According to the January issue of Christianity Today, a recent study entitled “The Church vs. the Mall: What Happens When Religion Faces Increased Secular Competition?” shows that church goers are more likely to abuse drugs and alcohol, and less likely to attend church when statewide “blue laws” are abolished.
Blue laws make it illegal to open your business on Sundays and have been around since the founding of the original 13 colonies. Blue laws were in effect when I was growing up in Massachusetts in the 50’s and 60’s, and were repealed only when business people made it clear that the state was loosing tax revenue to neighboring Connecticut which had abolished blue laws and was open for business on Sundays. While some argue that blue laws fell because they violated church and state and forced non-Christians to rest on Sundays (I remember that The Crown Supermarket, the Jewish grocery, was open on Sunday in my hometown of Springfield, MA), it was economics not the constitution that killed the beast.

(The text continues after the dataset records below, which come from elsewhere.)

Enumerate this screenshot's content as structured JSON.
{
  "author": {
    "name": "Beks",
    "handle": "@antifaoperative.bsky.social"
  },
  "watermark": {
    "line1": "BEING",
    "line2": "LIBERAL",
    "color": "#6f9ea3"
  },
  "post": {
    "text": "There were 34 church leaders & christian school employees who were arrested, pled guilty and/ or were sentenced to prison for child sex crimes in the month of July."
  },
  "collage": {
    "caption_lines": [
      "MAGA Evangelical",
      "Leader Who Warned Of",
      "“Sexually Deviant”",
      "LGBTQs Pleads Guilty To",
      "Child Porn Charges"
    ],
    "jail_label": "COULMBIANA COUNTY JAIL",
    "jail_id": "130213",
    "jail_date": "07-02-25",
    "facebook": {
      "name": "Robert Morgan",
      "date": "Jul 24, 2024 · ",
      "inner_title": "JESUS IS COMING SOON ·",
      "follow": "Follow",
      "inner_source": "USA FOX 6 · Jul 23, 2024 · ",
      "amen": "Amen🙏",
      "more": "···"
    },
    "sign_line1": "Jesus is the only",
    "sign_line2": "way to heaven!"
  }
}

What is interesting about the study is not that it shows that when church has to compete with shopping, shopping wins, but that when Christians don’t go to church they turn to drugs and alcohol instead. Not all Christians, of course, but enough to make the fact a primary point of the study. Marx was right: religion is the opiate of the masses, and, given the chance, they prefer the real thing.
How to we get people back in the pews? If this study is any guide we have two choices. First, we could reinstitute blue laws and shut down all Sunday commerce except passing collection plates and church bingos. Just to be safe I would put people found not going to church in the stocks in public places. This too was popular in Massachusetts, though long before my time. If this sounds a bit harsh, churches could become more like malls, something many mega-churches are already doing. I would add bars and opium dens to the mix just to make sure all Christians feel called to come to church on Sunday.
If this works, and the aforementioned study suggests it will, mosques and synagogues might try the same thing. In Israel, of course, most Jewish businesses are forced to close on Saturday, which means that most Jews are shopping in Arab stores. I have only anecdotal evidence for this, but having recently returned from Israel, I did not get the sense that Jewish Israelis were flocking to synagogue. So maybe a bit of booze and hash would help.
The main point of the study however makes it clear that for many people religious observance is attractive only if the alternative is watching paint dry. Unless of course you are drinking and drugging while watching, in which case watching paint dry may be preferable to attending church.
I feel bad for all the good clergy who are loosing out to their parishioner’s preference for booze and drugs. They are doing their best but without legal sanctions they just can’t win. Thank God.